Agora, o ‘volante’ – termo utilizado pelos brasileiros para definir um jogador com características de médio ‘8’, um box-to-box – tem a complicada missão de guiar um Barcelona num período mais complicado (por causa da saída de Neymar e da superioridade do Real Madrid na Supertaça de Espanha), assumindo o comando de um meio-campo que andou à deriva nos primeiros dois encontros oficiais da temporada. Dembélé (Borussia Dortmund) e Coutinho (Liverpool) são os próximos craques que se seguem, mas é Paulinho, o 27.º brasileiro a jogar no Barcelona desde o pioneiro Lucídio da Silva, que ficará a segurar todas as pontas.

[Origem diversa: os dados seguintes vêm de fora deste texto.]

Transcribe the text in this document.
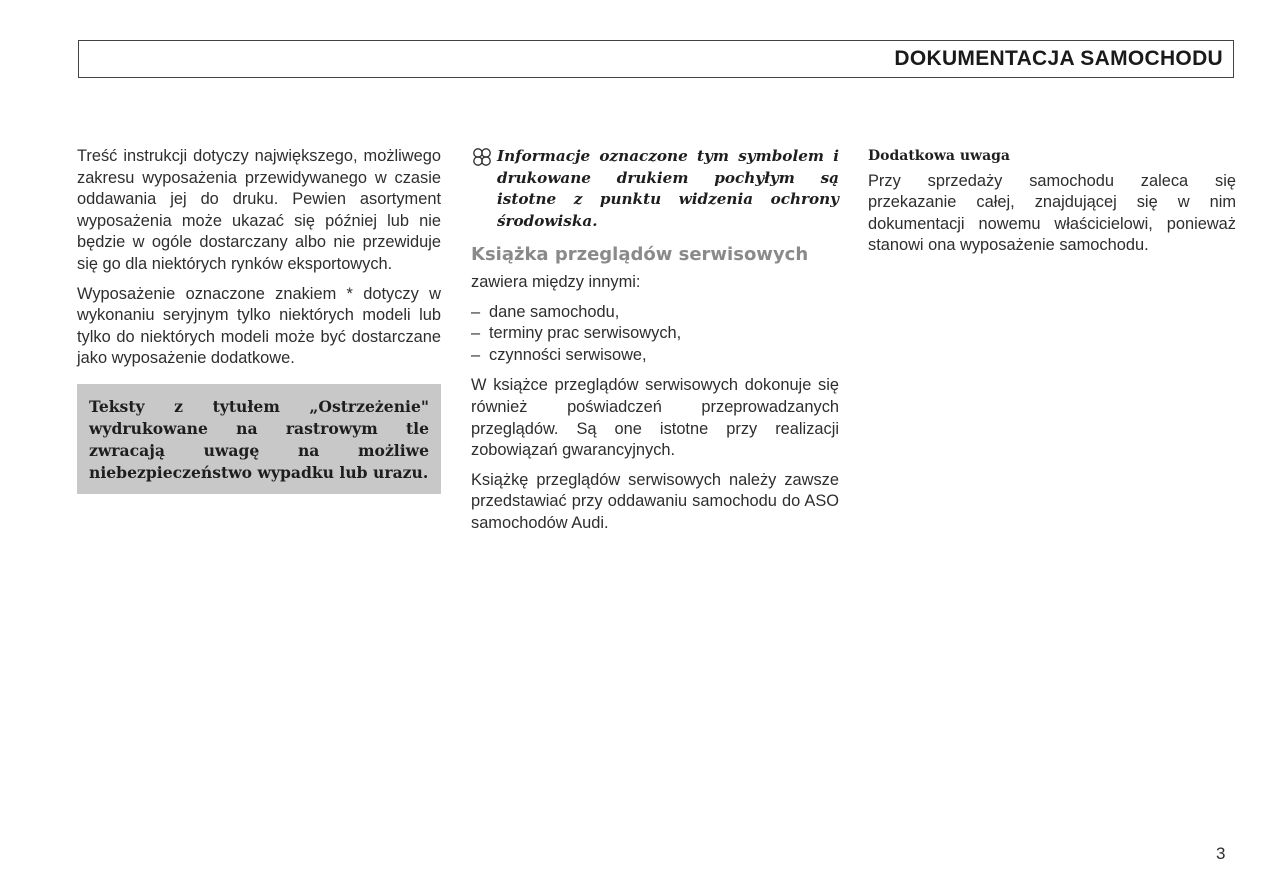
DOKUMENTACJA SAMOCHODU

Treść instrukcji dotyczy największego, możliwego zakresu wyposażenia przewidywanego w czasie oddawania jej do druku. Pewien asortyment wyposażenia może ukazać się później lub nie będzie w ogóle dostarczany albo nie przewiduje się go dla niektórych rynków eksportowych.

Wyposażenie oznaczone znakiem * dotyczy w wykonaniu seryjnym tylko niektórych modeli lub tylko do niektórych modeli może być dostarczane jako wyposażenie dodatkowe.

Teksty z tytułem „Ostrzeżenie" wydrukowane na rastrowym tle zwracają uwagę na możliwe niebezpieczeństwo wypadku lub urazu.
Informacje oznaczone tym symbolem i drukowane drukiem pochyłym są istotne z punktu widzenia ochrony środowiska.
Książka przeglądów serwisowych

zawiera między innymi:

– dane samochodu,
– terminy prac serwisowych,
– czynności serwisowe,

W książce przeglądów serwisowych dokonuje się również poświadczeń przeprowadzanych przeglądów. Są one istotne przy realizacji zobowiązań gwarancyjnych.

Książkę przeglądów serwisowych należy zawsze przedstawiać przy oddawaniu samochodu do ASO samochodów Audi.

Dodatkowa uwaga

Przy sprzedaży samochodu zaleca się przekazanie całej, znajdującej się w nim dokumentacji nowemu właścicielowi, ponieważ stanowi ona wyposażenie samochodu.

3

“Estou convencido que posso encaixar no Barcelona e demonstrar que todos os esforços que fiz para estar aqui valeram a pena. Sei que o Barça tem um estilo e um ADN muito próprios, mas poderei jogar aqui. Esta é a realização de um sonho que sempre procurei ao longo da minha vida. Vou jogar onde for preciso, a minha intenção é ajudar os meus companheiros e ganharmos títulos, foi para isso que vim”, destacou na apresentação.